Die Argumente zwei und drei sind nicht von der Hand zu weisen; so werden Bullen von ihren Nutzern gesehen. Was das heißt, sollte man sich klar vor Augen führen: Das Leben dieser Tiere wird vom Endprodukt aus bestimmt, von der Qualität und dem Preis ihres Fleisches. Dass vor dem Endprodukt ein individuelles Leben steht, wird ignoriert. Den Tieren wird kein Selbstzweck zugestanden, sondern lediglich ein Nutzen. Hier ist bereits die Sprache verräterisch: Mastbullen - Bullen, die der Mast zu dienen haben; Milchkühe - Kühe, die dem Milchgeben zu dienen haben; Fleischrinder - Rinder, die der Fleischerzeugung zu dienen haben; Legehennen - Hennen, die dem Eierlegen zu dienen haben.
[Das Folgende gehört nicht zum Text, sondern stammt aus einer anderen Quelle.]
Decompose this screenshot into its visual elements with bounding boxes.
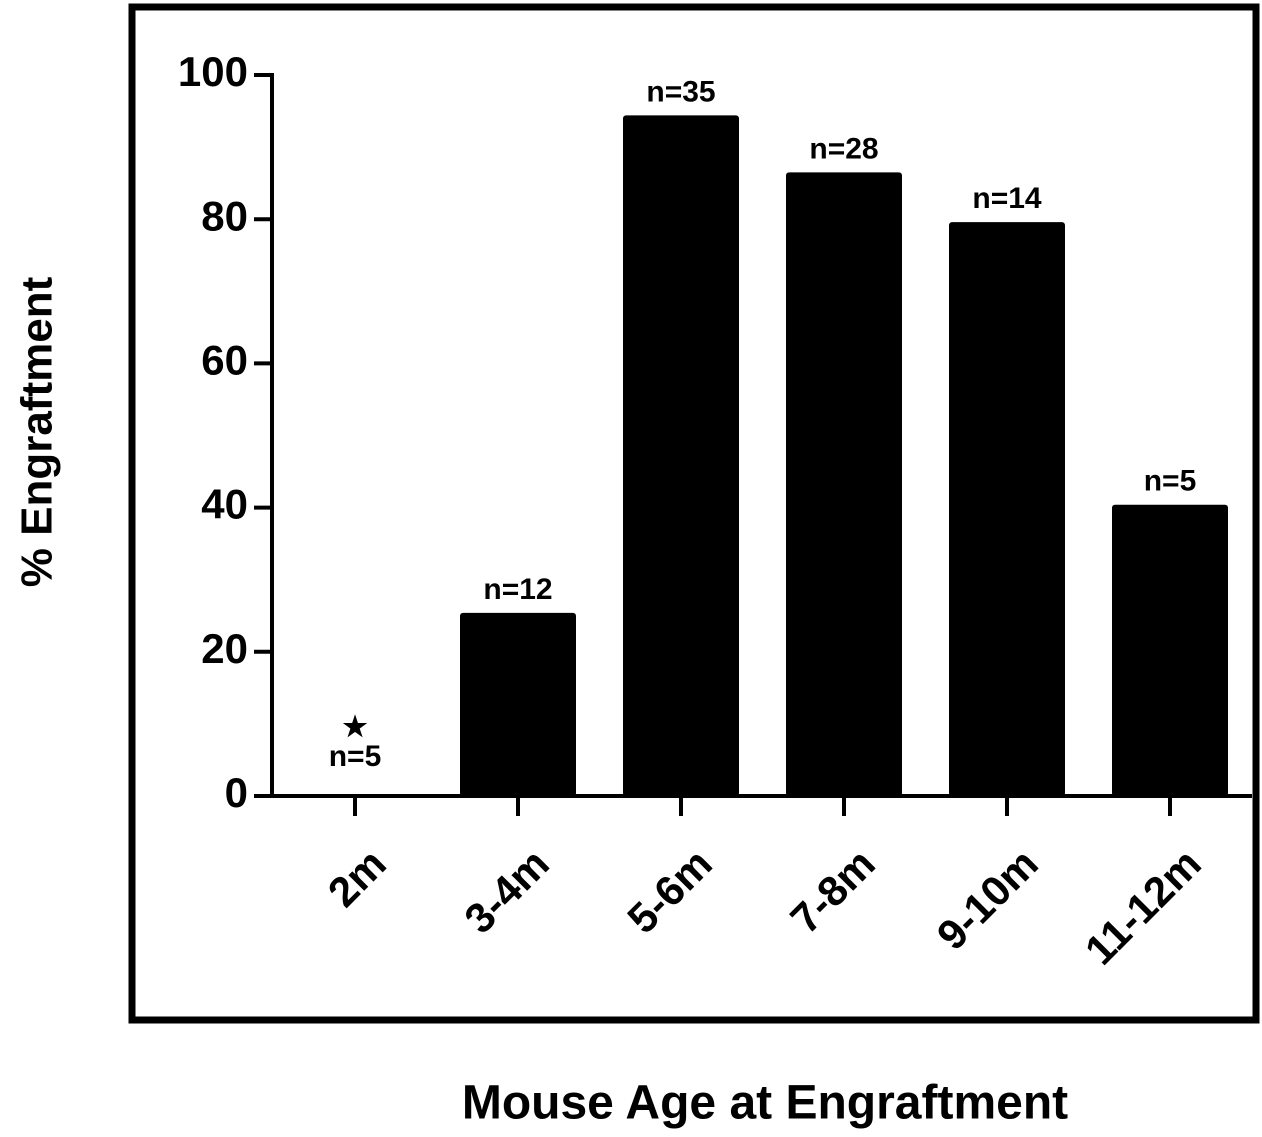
x-tick-label: 9-10m bbox=[928, 840, 1047, 959]
y-axis-label: % Engraftment bbox=[13, 276, 62, 587]
bar bbox=[786, 172, 902, 796]
annotation: n=5 bbox=[329, 740, 382, 773]
annotation: n=14 bbox=[972, 182, 1042, 215]
y-tick-label: 60 bbox=[201, 336, 248, 383]
x-tick-label: 2m bbox=[319, 840, 395, 916]
bar bbox=[623, 115, 739, 797]
x-tick-label: 5-6m bbox=[618, 840, 721, 943]
annotation: n=12 bbox=[483, 573, 552, 606]
bar bbox=[460, 612, 576, 796]
y-tick-label: 40 bbox=[201, 481, 248, 528]
annotation: n=28 bbox=[809, 132, 878, 165]
annotation: n=5 bbox=[1144, 465, 1197, 498]
x-axis-label: Mouse Age at Engraftment bbox=[462, 1077, 1068, 1130]
y-tick-label: 20 bbox=[201, 625, 248, 672]
x-tick-label: 11-12m bbox=[1076, 840, 1210, 974]
bar bbox=[1112, 504, 1228, 796]
bar bbox=[949, 222, 1065, 797]
y-tick-label: 0 bbox=[225, 769, 248, 816]
x-tick-label: 7-8m bbox=[781, 840, 884, 943]
annotation: n=35 bbox=[646, 75, 715, 108]
significance-marker: ★ bbox=[342, 711, 367, 742]
y-tick-label: 100 bbox=[178, 48, 248, 95]
x-tick-label: 3-4m bbox=[455, 840, 558, 943]
frame bbox=[128, 3, 1260, 1024]
y-tick-label: 80 bbox=[201, 192, 248, 239]
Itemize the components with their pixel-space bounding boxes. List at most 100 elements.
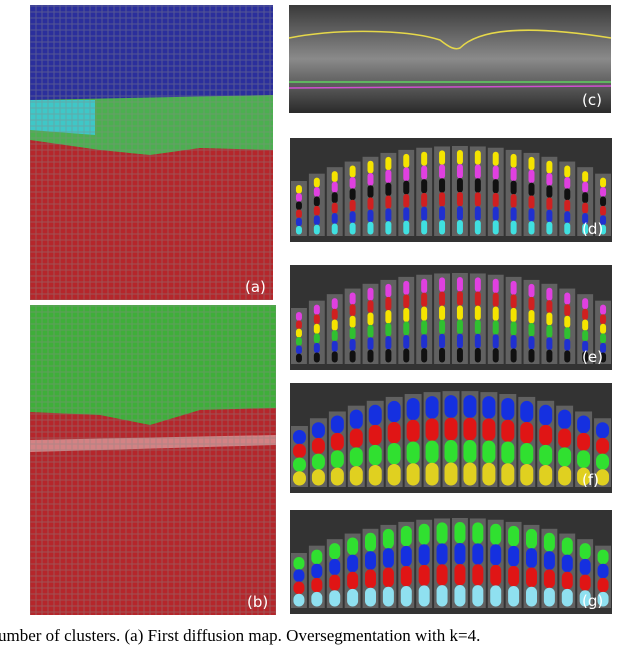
cluster-segment [331, 171, 338, 183]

Die Tiere werden auf die eine Funktion reduziert, die der Mensch für sich nutzen möchte.
Der Selbstzweck eines Lebewesens ist ein nicht zu unterschätzendes Kriterium. Denn an den Selbstzweck ist die Würde gebunden, und die Würde setzt Maßstäbe für einen guten Umgang. So verbietet es die Menschenwürde, dass man Menschen im Meer ertrinken lässt, dass man sie foltert oder ausbeutet bis aufs Blut.
Die Verknüpfung von Selbstzweck und Würde geht zurück auf die Menschenwürde bei Immanuel Kant. Für Kant ist jeder Mensch ein Zweck an sich, und deshalb darf man Menschen niemals bloß als Mittel gebrauchen. Im Kategorischen Imperativ heißt das so:
"Handle so, dass du die Menschheit sowohl in deiner Person als auch in der Person eines jeden anderen jederzeit zugleich als Zweck, niemals bloß als Mittel brauchst."
Bei Tieren, jedenfalls bei den so genannten Nutztieren, wird das traditionell anders gesehen: Sie gelten allein als Mittel und nicht als Selbstzweck. Würde wird ihnen nicht zuerkannt. Und ohne Selbstzweck und ohne Würde haben sie keinerlei selbstbezogene Ansprüche. So kann ein jeder Mensch mit ihnen verfahren, wie es für seine eigenen Interessen gut ist. Pech für die Tiere!
Gut für die Tiere ist, dass die neuere christliche Tierethik sich querstellt zu der traditionellen Sichtweise. Sie gesteht Tieren sehr wohl eine Würde zu. (Vergleiche Kurt Remele, Die Würde des Tieres ist unantastbar). Wie auch nicht? Schließlich sind Tiere ebenso wie wir Geschöpfe aus der Hand des Schöpfers, und dieser Schöpfer hat sie für gut befunden. In diesem Sinne hat der Brixener Theologe Pater Martin M. Lintner den Kantschen Imperativ weitergeführt. Bei ihm heißt es:
"Handle so, dass du die Tiere nie bloß als Mittel zur Befriedigung eigener Interessen brauchst, sondern auch ihren artspezifischen und individuellen Bedürfnissen und Fähigkeiten gerecht wirst."
Würde dieser Imperativ umgesetzt, dann hätten auch die von uns besuchten 300 Bullen ein besseres Leben.
Das Tierethikbuch von Pater Martin M. Lintner trägt den Titel Der Mensch und das liebe Vieh: Ethische Fragen im Umgang mit Tieren (Innsbruck: Tyrolia, 2017).